McCain's homeland security strategy could take an 'eBay approach'

The Republican presidential candidate, if elected, would borrow private sector ideas to come up with innovative approaches to homeland security, according to a McCain rep.

WASHINGTON--Government needs better engagement with the private sector to develop a stronger homeland security strategy for emergency response, government and industry representatives said Wednesday--and may even turn to companies like eBay for inspiration on how to respond to domestic emergencies, suggested a representative for John McCain.

The remarks were made during a panel discussion Wednesday focused on a report by the nonpartisan, not-for-profit Reform Institute. The report suggests the federal government create a homeland security policy that focuses not only on offensive measures to protect the country, but also reactive measures to keep the country resilient in the face of an emergency.

The report (PDF), released Wednesday, specifically said industry and government need to create contingency plans to address threats of disruption to the supply chain--such as hazardous shipping containers brought into U.S. ports--that could have wide ranging consequences for the nation, economic and otherwise.

Among other things, a McCain administration may take an "eBay approach" to maintaining an open supply chain in the event of an emergency, said Lee Carosi Dunn, counsel to Senator John McCain, the Republican presidential nominee.

That would mean "providing the technology for localities to bid out at competitive rates for the supplies they need" during natural or man-made disasters, Dunn explained. After Hurricane Katrina, for example, many organizations were interested in providing much-needed resources--like ice--to the affected areas, but poor organization and communications hampered the transfer of those supplies.

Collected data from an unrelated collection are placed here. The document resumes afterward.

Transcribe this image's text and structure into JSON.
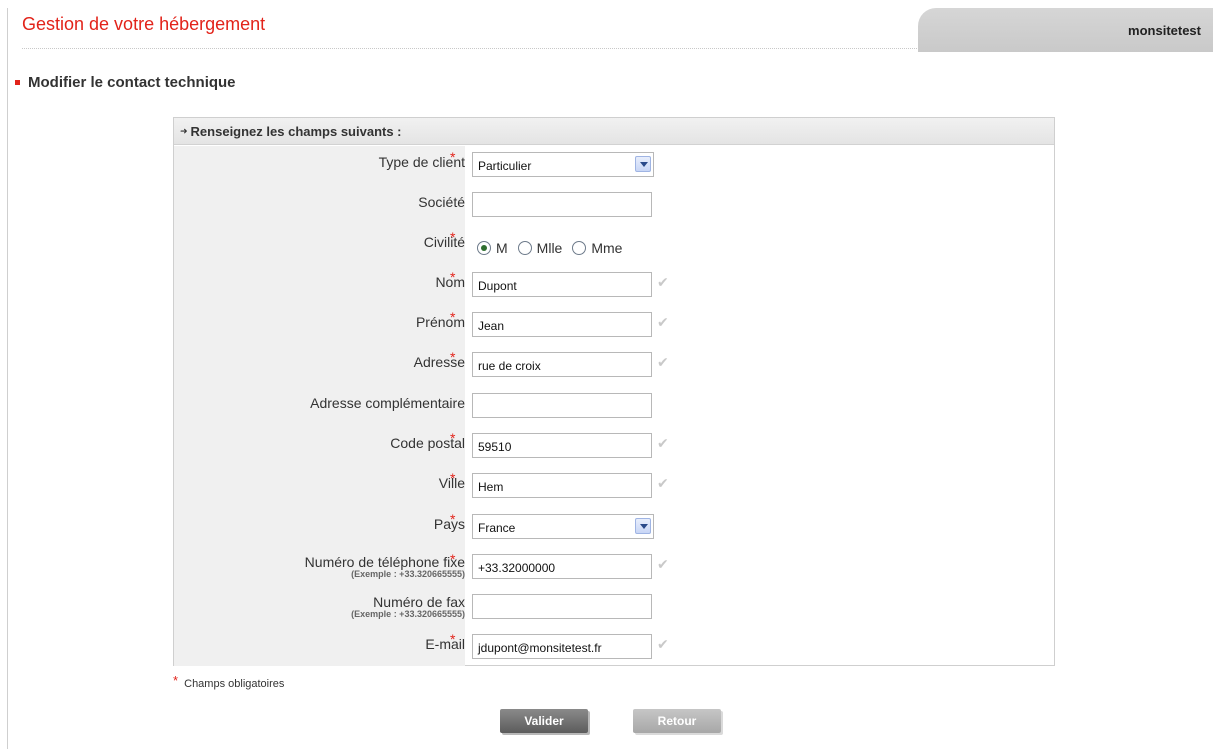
{
  "header": {
    "title": "Gestion de votre hébergement",
    "site_name": "monsitetest"
  },
  "section": {
    "title": "Modifier le contact technique"
  },
  "form": {
    "header": "Renseignez les champs suivants :",
    "required_mark": "*",
    "fields": {
      "type_client": {
        "label": "Type de client",
        "value": "Particulier"
      },
      "societe": {
        "label": "Société",
        "value": ""
      },
      "civilite": {
        "label": "Civilité",
        "options": [
          "M",
          "Mlle",
          "Mme"
        ],
        "selected": "M"
      },
      "nom": {
        "label": "Nom",
        "value": "Dupont"
      },
      "prenom": {
        "label": "Prénom",
        "value": "Jean"
      },
      "adresse": {
        "label": "Adresse",
        "value": "rue de croix"
      },
      "adresse_comp": {
        "label": "Adresse complémentaire",
        "value": ""
      },
      "code_postal": {
        "label": "Code postal",
        "value": "59510"
      },
      "ville": {
        "label": "Ville",
        "value": "Hem"
      },
      "pays": {
        "label": "Pays",
        "value": "France"
      },
      "tel": {
        "label": "Numéro de téléphone fixe",
        "hint": "(Exemple : +33.320665555)",
        "value": "+33.32000000"
      },
      "fax": {
        "label": "Numéro de fax",
        "hint": "(Exemple : +33.320665555)",
        "value": ""
      },
      "email": {
        "label": "E-mail",
        "value": "jdupont@monsitetest.fr"
      }
    }
  },
  "footer": {
    "mandatory_star": "*",
    "mandatory_note": "Champs obligatoires",
    "valider_label": "Valider",
    "retour_label": "Retour"
  },
  "colors": {
    "accent": "#e2231a",
    "label_bg": "#f0f0f0"
  },
  "icons": {
    "arrow": "arrow-right-icon",
    "check": "checkmark-icon",
    "dropdown": "chevron-down-icon"
  }
}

Taking an "eBay approach," Dunn said, was one way to possibly keep the supply chain open more effectively, with financing for the bidding coming from both the affected localities and federal funding.

"It's an example of private sector ideas that could be utilized in government programs," she said.

Dunn noted that former eBay chief executive Meg Whitman is a co-chair for McCain's presidential campaign and that the candidate greatly admires the company.

As president, McCain would also place a great emphasis on cybersecurity, Dunn said, especially in the wake of the cyberattacks against Georgia from Russia. The candidate has also taken initiative in the area of communications interoperability, the campaign surrogate said, and has been a longtime advocate for setting aside spectrum for first responders, as well as providing them with more funding.

McCain's offensive strategy for homeland security will not help foster greater resiliency in the United States, countered P.J. Crowley, a senior fellow and director of homeland security at American Progress who serves as a volunteer advisor for Democratic candidate Barack Obama.

"Senator McCain's answer is to leave 140,000 troops in Iraq," he said. "The longer this strategy goes on, that necessarily means there are fewer resources available for other things."

Only 9 percent of government funds spent on national security go towards defensive operations, he said, while 80 to 85 percent are spent on offense.

"At some fashion you want to make sure the government has resilient systems," Crowley said. "Ultimately, resources matter."

Crowley said the foremost responsibility for the next president will be to ensure government departments undergo a smooth transition from the current administration to next. For many departments, including DHS, this will be the first full administrative transition.

The transition, he said, will prove a chance to "step back and take a strategic look at where we need to go."

"DHS is doing a lot of good things, but certain things have been uneven," he said. "One of the challenges is to make sure DHS continues to mature."